By introducing the Ten Commandments into Israelite society and taking them into the Promised Land, Israel’s “calling” was essentially to replace an old operating system with a new, better, justice-oriented one. Canaanite Baal was an icon of a bygone age that was in the process of being replaced – an age that still honored slavery that denigrated entire classes of people, and that celebrated and reinforced political and economic systems that enabled the rich to grow richer at the expense of the poor. (Nice to know we no longer live in such a primitive society, huh?)
The way of Yahweh – and the people of Yahweh – was a fundamental threat to the old system even as following this way was an opportunity to change and bless all people.
So when the Israelites became so impatient with Moses’ delay in returning from the heights of Sinai that they turned to Baal to show them the way forward, you can see the problem. Yahweh had not organized Israel’s escape from slavery in Egypt and led them across the wilderness on the way to the Promised Land, simply to swap out one group of people for another. Yahweh was replacing one operating system for another, as a way of making the world more just and ultimately more inhabitable.
The story shows us that when we get so caught up in the “terrible too’s” of Gluttony that we become impatient, we never move to a higher way of living. All we end up doing is reinforcing an old way of life. Then, we complain when the satisfactions of the old operating system don’t last.
Will worshipping the Golden Calf of military supremacy lead to lasting peace in our world today, or make the world ultimately more dangerous? Will spewing carbon into our atmosphere lead to stable, long-term economic growth for our country and others, or will our carbon “footprint” become a “boot print” stamping out all possibility of a sustainable future?
These are big questions, with largely unforeseeable outcomes. What is clear is that we can take all this to an up close and personal level. The story of Israel and the Golden Calf invites you and me to consider our own lives, and our own paths, asking, “What do I tend to do when God is silent longer than I think God should be silent? And what do I do when I feel a sense of call to move in a particular direction and feel stymied, like I’m just spinning my wheels? Do I fall prey to the “terrible too’s” and take matters into my own hands, or does Temperance allow me the trust necessary for God to show me a better way?

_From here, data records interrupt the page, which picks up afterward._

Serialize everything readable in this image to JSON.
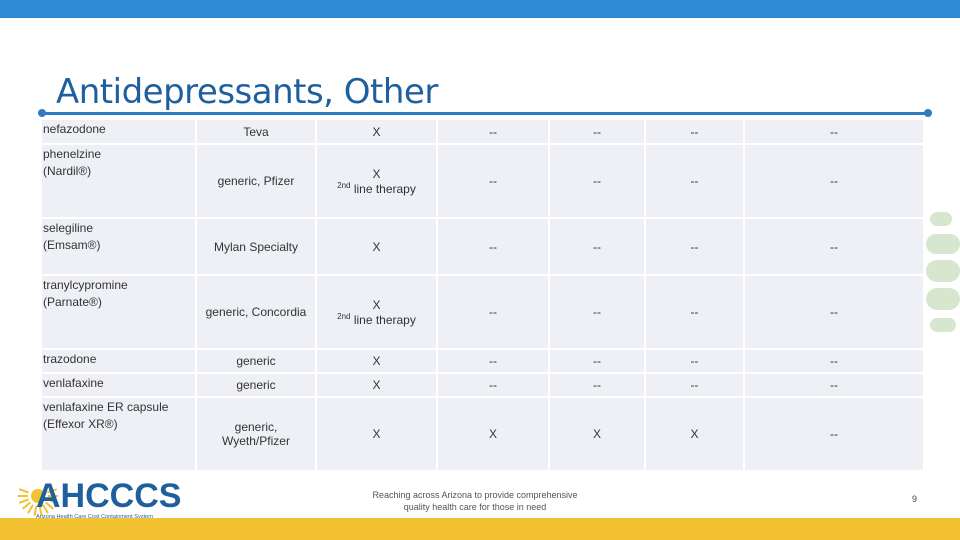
{
  "slide": {
    "title": "Antidepressants, Other",
    "footer_line1": "Reaching across Arizona to provide comprehensive",
    "footer_line2": "quality health care for those in need",
    "page_number": "9"
  },
  "logo": {
    "name": "AHCCCS",
    "tagline": "Arizona Health Care Cost Containment System"
  },
  "rows": [
    {
      "drug1": "nefazodone",
      "drug2": "",
      "mfr1": "Teva",
      "mfr2": "",
      "c1": "X",
      "c1b": "",
      "c1sup": "",
      "c2": "--",
      "c3": "--",
      "c4": "--",
      "c5": "--"
    },
    {
      "drug1": "phenelzine",
      "drug2": "(Nardil®)",
      "mfr1": "generic, Pfizer",
      "mfr2": "",
      "c1": "X",
      "c1b": " line therapy",
      "c1sup": "2nd",
      "c2": "--",
      "c3": "--",
      "c4": "--",
      "c5": "--"
    },
    {
      "drug1": "selegiline",
      "drug2": "(Emsam®)",
      "mfr1": "Mylan Specialty",
      "mfr2": "",
      "c1": "X",
      "c1b": "",
      "c1sup": "",
      "c2": "--",
      "c3": "--",
      "c4": "--",
      "c5": "--"
    },
    {
      "drug1": "tranylcypromine",
      "drug2": "(Parnate®)",
      "mfr1": "generic, Concordia",
      "mfr2": "",
      "c1": "X",
      "c1b": " line therapy",
      "c1sup": "2nd",
      "c2": "--",
      "c3": "--",
      "c4": "--",
      "c5": "--"
    },
    {
      "drug1": "trazodone",
      "drug2": "",
      "mfr1": "generic",
      "mfr2": "",
      "c1": "X",
      "c1b": "",
      "c1sup": "",
      "c2": "--",
      "c3": "--",
      "c4": "--",
      "c5": "--"
    },
    {
      "drug1": "venlafaxine",
      "drug2": "",
      "mfr1": "generic",
      "mfr2": "",
      "c1": "X",
      "c1b": "",
      "c1sup": "",
      "c2": "--",
      "c3": "--",
      "c4": "--",
      "c5": "--"
    },
    {
      "drug1": "venlafaxine ER capsule",
      "drug2": "(Effexor XR®)",
      "mfr1": "generic,",
      "mfr2": "Wyeth/Pfizer",
      "c1": "X",
      "c1b": "",
      "c1sup": "",
      "c2": "X",
      "c3": "X",
      "c4": "X",
      "c5": "--"
    }
  ],
  "colors": {
    "top_bar": "#2e8bd6",
    "bottom_bar": "#f2c230",
    "title": "#1f5f9e",
    "cell_fill": "#eef0f6",
    "logo_blue": "#1f5f9e",
    "logo_sun": "#f2c230"
  }
}
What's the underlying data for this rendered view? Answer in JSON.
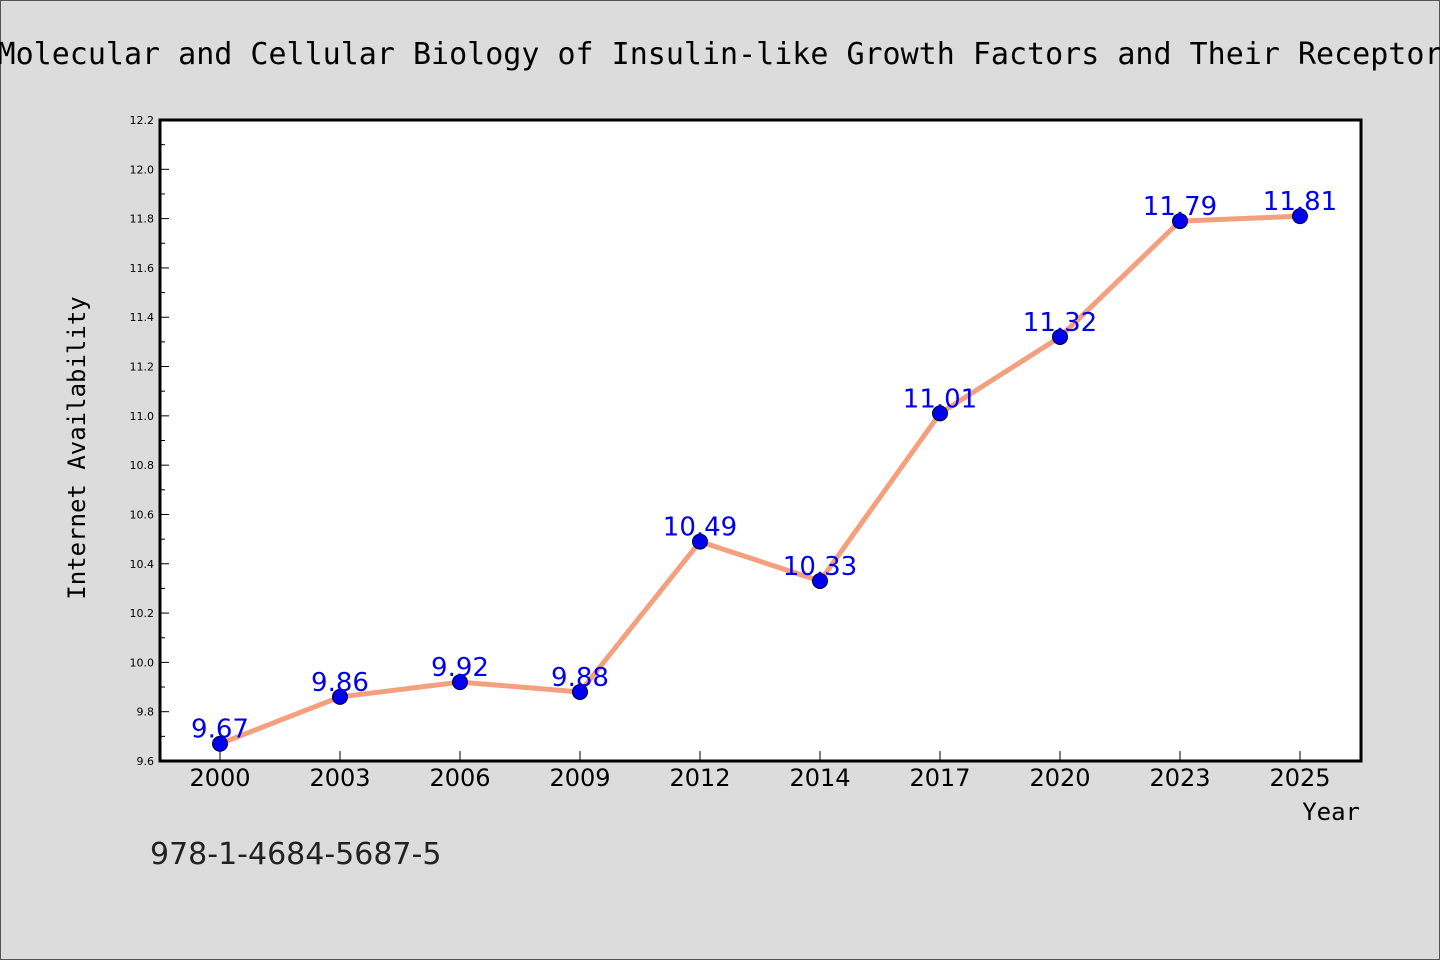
{
  "chart_data": {
    "type": "line",
    "title": "Molecular and Cellular Biology of Insulin-like Growth Factors and Their Receptor",
    "xlabel": "Year",
    "ylabel": "Internet Availability",
    "categories": [
      "2000",
      "2003",
      "2006",
      "2009",
      "2012",
      "2014",
      "2017",
      "2020",
      "2023",
      "2025"
    ],
    "series": [
      {
        "values": [
          9.67,
          9.86,
          9.92,
          9.88,
          10.49,
          10.33,
          11.01,
          11.32,
          11.79,
          11.81
        ],
        "labels": [
          "9.67",
          "9.86",
          "9.92",
          "9.88",
          "10.49",
          "10.33",
          "11.01",
          "11.32",
          "11.79",
          "11.81"
        ]
      }
    ],
    "ylim": [
      9.6,
      12.2
    ],
    "yticks": [
      "9.6",
      "9.8",
      "10.0",
      "10.2",
      "10.4",
      "10.6",
      "10.8",
      "11.0",
      "11.2",
      "11.4",
      "11.6",
      "11.8",
      "12.0",
      "12.2"
    ],
    "grid": false,
    "legend": "none",
    "colors": {
      "line": "#f4a07e",
      "marker": "#0000ee",
      "label": "#0000ee",
      "plot_bg": "#ffffff",
      "page_bg": "#dcdcdc"
    }
  },
  "footer": {
    "isbn": "978-1-4684-5687-5"
  }
}
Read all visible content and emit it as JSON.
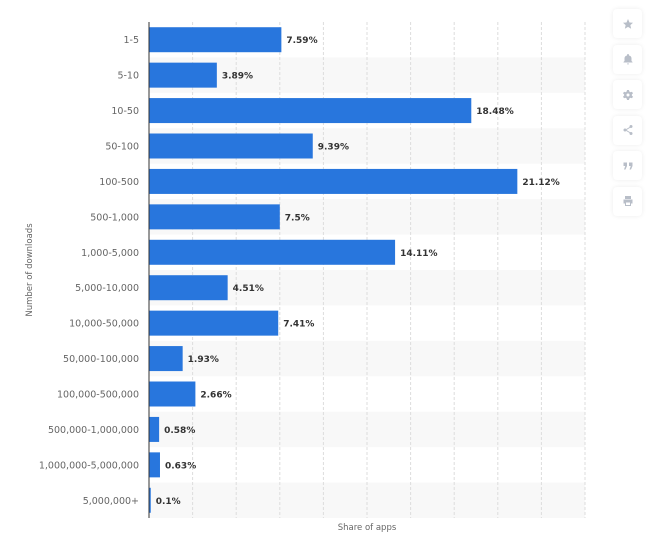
{
  "chart_data": {
    "type": "bar",
    "orientation": "horizontal",
    "categories": [
      "1-5",
      "5-10",
      "10-50",
      "50-100",
      "100-500",
      "500-1,000",
      "1,000-5,000",
      "5,000-10,000",
      "10,000-50,000",
      "50,000-100,000",
      "100,000-500,000",
      "500,000-1,000,000",
      "1,000,000-5,000,000",
      "5,000,000+"
    ],
    "values": [
      7.59,
      3.89,
      18.48,
      9.39,
      21.12,
      7.5,
      14.11,
      4.51,
      7.41,
      1.93,
      2.66,
      0.58,
      0.63,
      0.1
    ],
    "data_labels": [
      "7.59%",
      "3.89%",
      "18.48%",
      "9.39%",
      "21.12%",
      "7.5%",
      "14.11%",
      "4.51%",
      "7.41%",
      "1.93%",
      "2.66%",
      "0.58%",
      "0.63%",
      "0.1%"
    ],
    "xlabel": "Share of apps",
    "ylabel": "Number of downloads",
    "xlim": [
      0,
      25
    ],
    "grid": "vertical dashed every 2.5",
    "bar_color": "#2876dd",
    "band_color": "#f8f8f8"
  },
  "toolbar": {
    "icons": [
      "star-icon",
      "bell-icon",
      "gear-icon",
      "share-icon",
      "quote-icon",
      "print-icon"
    ]
  }
}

Temperance is so powerful because it reorients our focus from what we don’t have to what we have already been given. When we take time to notice and be mindful of what we’ve been given, our feelings of deprivation transform into an awareness of abundance, which allows us the patience necessary to be content with God working in God’s own time rather than on the schedule we would prefer.
If only Israel would have been more focused on the miracle of what they already had as they waited for Moses’s return – on their recent liberation from slavery, their dramatically increased sense of community as a people, and their discovery of a God who loved them beyond their wildest imagination. Perhaps they would not have done on Day 39 that which they became ashamed of on Day 40.
If God has been overly silent as you strive to discover your path, or if you feel like you are just spinning your wheels while trying to move along a path that has already been revealed, Israel’s story serves as a reminder. Sometimes the surest way to move forward is to look backward – to appreciate what has already been revealed, and what you have already been given – until Day 40 arrives and you discover that the wonder was worth the wait.